With a little luck…the
story may well have been different!
-
Bernard Fernandes
This is the
story of our ‘also-rans’ yet noteworthy performers in sports. They may not have climbed the podium, but were
almost there. Competition can be fierce, yet cruel; sport can take you to the summit
of joy and elation, yet disappoint you with a nerve wrecking loss. In chess,
half a point can separate a second or third place with the sixteenth. An
unforced error in a long badminton rally can cost you the point, the game and
the match. Our young guns are smarting after such close losses – contests that
could have gone either way - in the ongoing inter-school DSO and MSSA
tournaments.
Jaidev Menon
from Std. VIII, a rising badminton star suffered the painful exit at the pre-quarter
final stage in the under-14 Badminton MSSA tournament, when he lost to another
challenger for the title from Campion School by a solitary point. The loss has not deterred him; rather his
intrepid nature has egged him on to set his eyes on the national championship
in the coming days.
Another close loss – this time by half a point – in chess, cost our chess master, Atharva Chaturvedi, a 3rd-4th play-off match in the DSO under-14 chess tournament. On the international scene, however, Atharva has improved his ELO rating points. In the standard category, he has now a chess rating of 1455 ELO points, while in the rapid section, 1400 ELO points.

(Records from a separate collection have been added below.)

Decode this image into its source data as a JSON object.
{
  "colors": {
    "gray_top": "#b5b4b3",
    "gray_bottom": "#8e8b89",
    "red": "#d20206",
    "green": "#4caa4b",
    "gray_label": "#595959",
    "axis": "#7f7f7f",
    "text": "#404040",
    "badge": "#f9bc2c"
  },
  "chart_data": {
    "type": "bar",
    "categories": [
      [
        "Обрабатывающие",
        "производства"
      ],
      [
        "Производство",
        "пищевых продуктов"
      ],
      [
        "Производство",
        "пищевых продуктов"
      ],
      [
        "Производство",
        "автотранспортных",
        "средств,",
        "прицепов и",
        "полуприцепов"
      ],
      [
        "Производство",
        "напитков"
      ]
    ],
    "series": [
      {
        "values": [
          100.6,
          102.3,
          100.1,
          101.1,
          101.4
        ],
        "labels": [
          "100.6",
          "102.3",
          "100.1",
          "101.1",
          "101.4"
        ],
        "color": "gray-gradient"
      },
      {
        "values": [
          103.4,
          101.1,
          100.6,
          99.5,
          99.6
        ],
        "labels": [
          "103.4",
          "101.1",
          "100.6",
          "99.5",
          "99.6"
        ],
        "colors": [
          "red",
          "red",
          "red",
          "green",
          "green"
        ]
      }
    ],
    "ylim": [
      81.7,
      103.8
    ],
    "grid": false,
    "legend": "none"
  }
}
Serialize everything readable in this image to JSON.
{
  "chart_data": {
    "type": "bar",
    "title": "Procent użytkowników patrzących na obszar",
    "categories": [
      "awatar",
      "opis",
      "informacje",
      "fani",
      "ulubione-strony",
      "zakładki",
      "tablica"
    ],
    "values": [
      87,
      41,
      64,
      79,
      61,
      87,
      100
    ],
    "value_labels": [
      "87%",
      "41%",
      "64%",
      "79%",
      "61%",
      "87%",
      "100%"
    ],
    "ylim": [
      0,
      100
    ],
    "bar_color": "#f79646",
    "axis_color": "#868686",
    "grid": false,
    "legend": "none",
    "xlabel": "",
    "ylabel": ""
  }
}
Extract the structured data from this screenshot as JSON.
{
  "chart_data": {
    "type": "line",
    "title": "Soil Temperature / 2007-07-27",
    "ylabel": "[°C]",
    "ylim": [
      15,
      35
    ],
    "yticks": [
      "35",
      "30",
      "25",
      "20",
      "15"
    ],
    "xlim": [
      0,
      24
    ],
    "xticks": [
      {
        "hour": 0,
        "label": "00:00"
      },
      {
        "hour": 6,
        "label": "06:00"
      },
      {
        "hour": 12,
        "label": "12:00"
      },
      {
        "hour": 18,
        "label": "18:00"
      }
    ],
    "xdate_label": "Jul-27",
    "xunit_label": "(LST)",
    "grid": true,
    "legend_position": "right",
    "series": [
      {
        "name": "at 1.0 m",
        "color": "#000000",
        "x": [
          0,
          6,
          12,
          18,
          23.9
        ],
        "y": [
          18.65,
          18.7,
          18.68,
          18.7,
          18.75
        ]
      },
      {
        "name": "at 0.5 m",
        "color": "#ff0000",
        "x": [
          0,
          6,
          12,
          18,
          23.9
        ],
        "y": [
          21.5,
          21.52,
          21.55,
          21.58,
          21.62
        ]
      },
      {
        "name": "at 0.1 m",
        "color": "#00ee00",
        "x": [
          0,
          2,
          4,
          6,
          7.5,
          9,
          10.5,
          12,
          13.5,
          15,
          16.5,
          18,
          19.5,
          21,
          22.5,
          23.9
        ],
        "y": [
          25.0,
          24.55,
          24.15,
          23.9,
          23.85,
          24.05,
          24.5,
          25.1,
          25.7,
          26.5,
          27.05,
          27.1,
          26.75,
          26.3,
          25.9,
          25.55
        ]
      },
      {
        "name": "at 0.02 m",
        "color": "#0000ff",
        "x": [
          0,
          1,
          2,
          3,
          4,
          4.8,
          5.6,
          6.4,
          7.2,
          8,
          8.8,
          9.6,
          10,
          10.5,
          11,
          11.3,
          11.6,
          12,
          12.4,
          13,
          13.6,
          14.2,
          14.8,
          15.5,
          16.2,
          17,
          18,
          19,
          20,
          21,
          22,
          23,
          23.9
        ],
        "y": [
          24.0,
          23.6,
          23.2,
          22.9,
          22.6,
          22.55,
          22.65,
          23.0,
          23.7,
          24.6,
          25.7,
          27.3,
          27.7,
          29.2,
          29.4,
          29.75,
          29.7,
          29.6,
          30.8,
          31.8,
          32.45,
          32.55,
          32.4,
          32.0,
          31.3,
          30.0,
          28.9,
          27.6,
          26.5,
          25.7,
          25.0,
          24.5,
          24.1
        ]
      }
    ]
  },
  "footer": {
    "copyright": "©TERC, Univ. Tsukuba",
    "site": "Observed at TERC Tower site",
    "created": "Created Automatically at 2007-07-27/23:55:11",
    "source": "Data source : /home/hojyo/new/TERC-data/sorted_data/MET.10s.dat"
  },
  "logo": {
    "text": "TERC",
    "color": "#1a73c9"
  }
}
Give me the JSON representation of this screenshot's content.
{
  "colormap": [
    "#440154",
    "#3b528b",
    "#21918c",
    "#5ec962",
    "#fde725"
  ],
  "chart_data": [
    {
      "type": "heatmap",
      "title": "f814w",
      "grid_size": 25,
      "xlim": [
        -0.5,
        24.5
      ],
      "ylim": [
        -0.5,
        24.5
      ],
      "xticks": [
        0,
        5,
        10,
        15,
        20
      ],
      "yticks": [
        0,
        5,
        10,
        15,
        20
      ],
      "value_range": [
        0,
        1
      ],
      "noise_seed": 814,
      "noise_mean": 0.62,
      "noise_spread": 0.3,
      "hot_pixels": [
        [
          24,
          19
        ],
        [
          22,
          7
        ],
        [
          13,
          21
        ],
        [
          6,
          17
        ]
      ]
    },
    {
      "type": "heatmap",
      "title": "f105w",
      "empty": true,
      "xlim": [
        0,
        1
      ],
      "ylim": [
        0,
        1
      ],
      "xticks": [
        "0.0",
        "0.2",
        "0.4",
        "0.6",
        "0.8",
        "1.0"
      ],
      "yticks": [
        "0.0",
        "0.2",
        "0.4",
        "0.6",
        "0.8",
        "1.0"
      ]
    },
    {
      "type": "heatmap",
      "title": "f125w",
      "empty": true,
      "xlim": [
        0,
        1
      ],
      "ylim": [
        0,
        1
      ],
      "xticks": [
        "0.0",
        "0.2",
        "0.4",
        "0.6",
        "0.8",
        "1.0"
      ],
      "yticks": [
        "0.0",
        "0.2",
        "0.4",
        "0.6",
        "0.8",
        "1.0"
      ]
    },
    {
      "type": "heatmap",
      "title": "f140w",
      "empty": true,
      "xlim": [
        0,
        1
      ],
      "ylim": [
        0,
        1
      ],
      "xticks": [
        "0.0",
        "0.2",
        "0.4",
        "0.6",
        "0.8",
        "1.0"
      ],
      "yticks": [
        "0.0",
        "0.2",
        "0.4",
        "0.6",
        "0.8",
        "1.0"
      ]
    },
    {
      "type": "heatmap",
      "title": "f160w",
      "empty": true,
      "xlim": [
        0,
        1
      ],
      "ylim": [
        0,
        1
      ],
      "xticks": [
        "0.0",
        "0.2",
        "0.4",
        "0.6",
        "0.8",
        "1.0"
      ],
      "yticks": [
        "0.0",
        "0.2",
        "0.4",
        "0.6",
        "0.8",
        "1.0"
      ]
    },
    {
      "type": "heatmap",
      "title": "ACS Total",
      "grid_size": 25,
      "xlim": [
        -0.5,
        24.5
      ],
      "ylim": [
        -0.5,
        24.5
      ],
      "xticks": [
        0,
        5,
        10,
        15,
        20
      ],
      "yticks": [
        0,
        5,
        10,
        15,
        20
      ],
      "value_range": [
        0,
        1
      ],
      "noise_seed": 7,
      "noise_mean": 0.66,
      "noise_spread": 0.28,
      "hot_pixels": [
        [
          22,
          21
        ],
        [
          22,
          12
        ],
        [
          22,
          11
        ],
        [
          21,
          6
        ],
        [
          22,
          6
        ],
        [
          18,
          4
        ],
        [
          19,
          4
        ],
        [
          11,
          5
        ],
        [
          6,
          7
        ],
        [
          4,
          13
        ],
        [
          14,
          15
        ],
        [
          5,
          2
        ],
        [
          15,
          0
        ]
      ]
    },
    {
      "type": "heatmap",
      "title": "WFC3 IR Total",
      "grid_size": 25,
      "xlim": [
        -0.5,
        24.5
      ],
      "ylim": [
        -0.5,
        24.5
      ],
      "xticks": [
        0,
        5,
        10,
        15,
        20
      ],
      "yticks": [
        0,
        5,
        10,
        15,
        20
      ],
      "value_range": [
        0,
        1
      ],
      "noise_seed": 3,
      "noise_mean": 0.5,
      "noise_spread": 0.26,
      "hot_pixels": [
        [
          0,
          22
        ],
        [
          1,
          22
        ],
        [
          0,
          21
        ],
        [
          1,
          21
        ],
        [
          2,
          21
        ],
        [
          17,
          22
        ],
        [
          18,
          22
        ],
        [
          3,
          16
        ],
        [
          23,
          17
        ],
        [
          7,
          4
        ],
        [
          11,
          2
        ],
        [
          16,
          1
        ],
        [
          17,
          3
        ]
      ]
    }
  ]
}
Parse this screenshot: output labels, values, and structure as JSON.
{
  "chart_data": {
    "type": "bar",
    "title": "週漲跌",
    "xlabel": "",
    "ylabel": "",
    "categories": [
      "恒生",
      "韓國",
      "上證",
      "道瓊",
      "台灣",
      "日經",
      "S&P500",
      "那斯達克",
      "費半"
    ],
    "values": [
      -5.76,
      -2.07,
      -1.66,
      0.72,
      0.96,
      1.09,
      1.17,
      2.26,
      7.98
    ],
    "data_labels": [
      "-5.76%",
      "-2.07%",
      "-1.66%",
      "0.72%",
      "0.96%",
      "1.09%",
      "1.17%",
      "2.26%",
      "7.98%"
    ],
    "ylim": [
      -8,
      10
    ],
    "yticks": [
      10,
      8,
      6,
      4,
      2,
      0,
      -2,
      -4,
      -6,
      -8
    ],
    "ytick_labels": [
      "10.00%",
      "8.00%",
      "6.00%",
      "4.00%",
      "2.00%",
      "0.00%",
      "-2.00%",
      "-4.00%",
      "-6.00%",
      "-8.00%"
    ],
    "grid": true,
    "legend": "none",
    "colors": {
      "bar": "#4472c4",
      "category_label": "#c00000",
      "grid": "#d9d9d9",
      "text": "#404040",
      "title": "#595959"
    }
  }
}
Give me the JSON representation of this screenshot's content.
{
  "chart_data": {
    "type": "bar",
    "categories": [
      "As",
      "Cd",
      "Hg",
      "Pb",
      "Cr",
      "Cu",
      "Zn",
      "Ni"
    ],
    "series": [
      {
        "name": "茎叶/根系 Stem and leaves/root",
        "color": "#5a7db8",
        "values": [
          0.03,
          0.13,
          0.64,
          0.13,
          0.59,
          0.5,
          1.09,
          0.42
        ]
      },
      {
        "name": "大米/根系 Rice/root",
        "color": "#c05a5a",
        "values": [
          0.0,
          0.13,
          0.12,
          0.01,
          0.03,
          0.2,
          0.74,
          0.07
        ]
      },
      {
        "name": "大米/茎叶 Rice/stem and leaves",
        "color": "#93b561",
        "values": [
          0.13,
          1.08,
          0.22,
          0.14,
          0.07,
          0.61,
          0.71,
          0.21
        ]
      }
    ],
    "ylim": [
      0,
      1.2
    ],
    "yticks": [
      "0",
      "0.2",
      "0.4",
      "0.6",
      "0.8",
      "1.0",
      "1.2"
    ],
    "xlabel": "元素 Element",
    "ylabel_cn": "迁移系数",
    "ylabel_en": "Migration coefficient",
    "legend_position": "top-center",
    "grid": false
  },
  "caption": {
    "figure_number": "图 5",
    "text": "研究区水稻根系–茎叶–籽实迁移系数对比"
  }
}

Close on his heels are our other chess wizards who performed exceptionally well at the DSO tournament in the under-17 category (here they had to compete with the Junior College students too, keeping in mind the age group). Palash Chathurvedi (Std. X), Dheer Dhutia (Std. IX), Jainam Gangar (Std. X) and Rajiv Aiyer (Std. IX) all did well to earn respectable positions – placed 26th to 32nd – in a very strong field of contestants.
There’s a Chinese aphorism: to gain, you must yield, to grasp let go, to win lose… Of late, the Chinese have perfected the art of winning! Boys, are you listening?